Inhibition of monoamine oxidase activity by cannabinoids

TL;DR: Investigation of in vitro effects of cannabinoids on the activity of monoamine oxidase found decrease of MAO activity may play a role in some effects of cannabinoid on serotonergic, noradrenergic, and dopaminergic neurotransmission.

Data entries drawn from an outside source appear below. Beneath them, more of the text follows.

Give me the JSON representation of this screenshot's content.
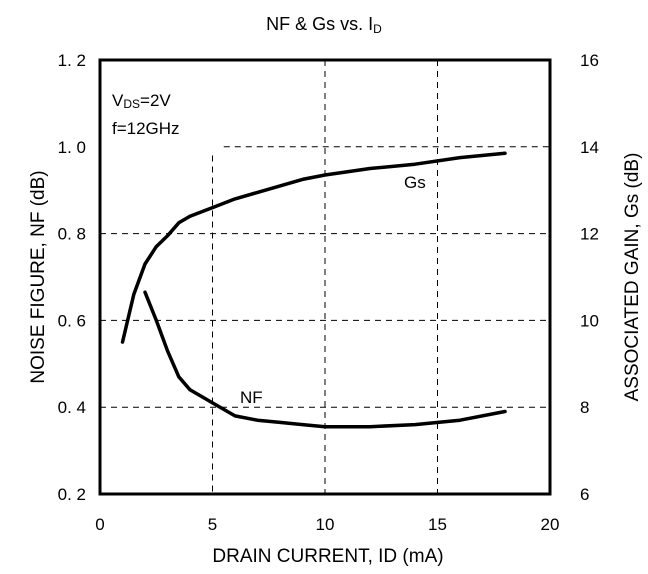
{
  "chart_data": {
    "type": "line",
    "title": "NF & Gs vs. ID",
    "title_parts": {
      "main": "NF & Gs vs. I",
      "sub": "D"
    },
    "xlabel": "DRAIN CURRENT,  ID  (mA)",
    "ylabel": "NOISE FIGURE, NF (dB)",
    "y2label": "ASSOCIATED GAIN, Gs (dB)",
    "xlim": [
      0,
      20
    ],
    "ylim": [
      0.2,
      1.2
    ],
    "y2lim": [
      6,
      16
    ],
    "x_ticks": [
      "0",
      "5",
      "10",
      "15",
      "20"
    ],
    "y_ticks": [
      "0. 2",
      "0. 4",
      "0. 6",
      "0. 8",
      "1. 0",
      "1. 2"
    ],
    "y2_ticks": [
      "6",
      "8",
      "10",
      "12",
      "14",
      "16"
    ],
    "grid": true,
    "conditions": {
      "vds_label": "V",
      "vds_sub": "DS",
      "vds_value": "=2V",
      "freq": "f=12GHz"
    },
    "series": [
      {
        "name": "NF",
        "axis": "left",
        "x": [
          2.0,
          2.5,
          3.0,
          3.5,
          4.0,
          5.0,
          6.0,
          7.0,
          8.0,
          9.0,
          10.0,
          12.0,
          14.0,
          16.0,
          18.0
        ],
        "y": [
          0.665,
          0.6,
          0.53,
          0.47,
          0.44,
          0.41,
          0.38,
          0.37,
          0.365,
          0.36,
          0.355,
          0.355,
          0.36,
          0.37,
          0.39
        ]
      },
      {
        "name": "Gs",
        "axis": "right",
        "x": [
          1.0,
          1.5,
          2.0,
          2.5,
          3.0,
          3.5,
          4.0,
          5.0,
          6.0,
          7.0,
          8.0,
          9.0,
          10.0,
          12.0,
          14.0,
          16.0,
          18.0
        ],
        "y": [
          9.5,
          10.6,
          11.3,
          11.7,
          11.95,
          12.25,
          12.4,
          12.6,
          12.8,
          12.95,
          13.1,
          13.25,
          13.35,
          13.5,
          13.6,
          13.75,
          13.85
        ]
      }
    ]
  }
}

Abstract: Brain monoamines are involved in many of the same processes affected by neuropsychiatric disorders and psychotropic drugs, including cannabinoids. This study investigated in vitro effects of cannabinoids on the activity of monoamine oxidase (MAO), the enzyme responsible for metabolism of monoamine neurotransmitters and affecting brain development and function. The effects of the phytocannabinoid Δ9-tetrahydrocannabinol (THC), the endocannabinoid anandamide (N-arachidonoylethanolamide [AEA]), and the synthetic cannabinoid receptor agonist WIN 55,212-2 (WIN) on the activity of MAO were measured in a crude mitochondrial fraction isolated from pig brain cortex. Monoamine oxidase activity was inhibited by the cannabinoids; however, higher half maximal inhibitory concentrations (IC50) of cannabinoids were required compared to the known MAO inhibitor iproniazid. The IC50 was 24.7 μmol/l for THC, 751 μmol/l for AEA, and 17.9 μmol/l for WIN when serotonin was used as substrate (MAO-A), and 22.6 μmol/l for THC, 1,668 μmol/l for AEA, and 21.2 μmol/l for WIN when phenylethylamine was used as substrate (MAO-B). The inhibition of MAOs by THC was noncompetitive. N-Arachidonoylethanolamide was a competitive inhibitor of MAO-A and a noncompetitive inhibitor of MAO-B. WIN was a noncompetitive inhibitor of MAO-A and an uncompetitive inhibitor of MAO-B. Monoamine oxidase activity is affected by cannabinoids at relatively high drug concentrations, and this effect is inhibitory. Decrease of MAO activity may play a role in some effects of cannabinoids on serotonergic, noradrenergic, and dopaminergic neurotransmission.